There are also some excellent suggestions on ways to improve your process that apply to things outside of software development:

  • Write specs for projects
  • Not just for coding projects, for everything. This forces you to think about the steps required for doing the job, detailing every minute step along the way. Who knows how many “Damn, I never thought of THAT happening” late night/early morning panic sessions could be avoided just by writing down and running through paper writeups of the process.

  • Use source control
  • We’ve been trying for years to get our developers to see the power of source control (even if it is just Visual SourceSafe). It’s a mish-mash of forcing “no making changes in production without scripts/code/etc being in sourcesafe” and general habit forming that is slowly dragging everyone over. Now if Visual Studio.NET would just integrate better with VSS, we’d all be happier.

  • Tossing away the entire old codebase isn’t the solution
  • Okay, I’ll admit it, this one is pretty much programmers only. But, there are some applications to real life here. Would you junk your 5 year old car just because it needs new tires or a new water pump? Depends on the car, I know, but in general, small maintenance is better than large, delayed outlays giving your competition time to run over you. Rewrite large chunks of code if you feel the need, but don’t toss all the code out just because you wrote a bad sort function 5 years ago. I’m just as guilty of this as everybody else.

  • Neutralize the bozos
  • If you’ve got dead weight on your team (and you can’t get rid of them), give them some small, easily accomplished sub-project to work on that might take them months. Best case? They actually finish it, it works and you can integrate it into the big picture. Worst case? They are hopelessly lost for several months and you end up handing that task off to someone more talented to do in a few days. Win/Win in my book…

  • The customer never knows what they really want
  • Taking a page from Office Space, you should just accept the fact that the customer only knows how the interface should look, not how the code under the hood should actually work. We’ve got at least one ongoing project where this is painfully true. The interface is implemented in what I like to call “so, this button goes here” and the business logic was decided, and is constantly re-decided, by strings of emails between non-technical Important People, non-technical managers and technical programmers.

  • The Zone
  • I know lots of people have told you this before, but Joel brings it out in a way that makes you able to show your manager that being “in the zone” is a good thing and supplying all the things needed to get you there is good.

  • Examples, Examples, Examples
  • This isn’t really something that’s in the book, but it’s how I translated the spec writing suggestion into my job: Anytime you suggest a change, give as detailed as an example as possible. If you can’t go back and read an email 2 days later and understand exactly what you meant because you were so far “in the zone” on that problem at the time, saving your old mail as a reference isn’t going to help much…

There are some things I’d like to start doing at work from this book, but who knows if I’ll actually have the time or the energy. The most visible one would be to put together a “What did Housing Network Engineering do this summer?” entry for the intranet.

Some back of an envelope items for that list:

  • Student Computer Sites
    • Installed 110 new workstations
    • Installed 4 new color laser printers
    • Reinstalled the operating systems on all 380 workstations
    • Deployed Windows Server Update Services
    • Updated the virus scanner to McAfee VirusScan 8.0i
    • Replaced a proprietary conferencing server with open source solutions (yes, you old RSC people, FirstClass is no more)

Dude, How Short?

Either Dude, Where’s My Country: a) doesn’t have enought pages in it, or b) it’s a really quick read.

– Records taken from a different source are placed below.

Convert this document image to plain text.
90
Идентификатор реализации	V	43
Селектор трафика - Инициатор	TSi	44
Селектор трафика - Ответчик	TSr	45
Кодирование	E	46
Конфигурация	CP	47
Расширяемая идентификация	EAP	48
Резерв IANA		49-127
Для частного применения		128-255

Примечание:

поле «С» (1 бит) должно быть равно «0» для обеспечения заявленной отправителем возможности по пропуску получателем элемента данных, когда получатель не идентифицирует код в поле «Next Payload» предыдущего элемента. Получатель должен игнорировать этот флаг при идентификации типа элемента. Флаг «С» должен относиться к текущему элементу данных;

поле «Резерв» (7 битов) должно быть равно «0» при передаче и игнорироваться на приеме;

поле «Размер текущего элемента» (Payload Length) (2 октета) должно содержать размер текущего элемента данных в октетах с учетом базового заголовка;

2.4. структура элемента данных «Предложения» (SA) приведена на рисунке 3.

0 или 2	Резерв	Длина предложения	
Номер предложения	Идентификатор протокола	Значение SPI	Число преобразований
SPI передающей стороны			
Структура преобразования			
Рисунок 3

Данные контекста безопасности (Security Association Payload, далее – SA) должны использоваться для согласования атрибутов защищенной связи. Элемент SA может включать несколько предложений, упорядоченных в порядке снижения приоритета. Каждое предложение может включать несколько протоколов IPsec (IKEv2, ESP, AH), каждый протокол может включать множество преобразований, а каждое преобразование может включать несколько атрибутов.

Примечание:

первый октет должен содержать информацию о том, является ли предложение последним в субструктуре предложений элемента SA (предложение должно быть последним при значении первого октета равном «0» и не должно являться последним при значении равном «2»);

I’m going with b.

And finishing this book just reinforces my previous beliefs: We are in a handbasket and Little Red Riding Dubya is skipping towards a place where the thermostat is always on high and the Micheal Bolton/Kenny G/John Tesh/David Hasselhoff musak never stops.

The following are stolen directly from the book:

  • Please, lets Rock the Vote in 2004.
  • No matter who you are voting for, try to take someone who wouldn’t normally vote with you.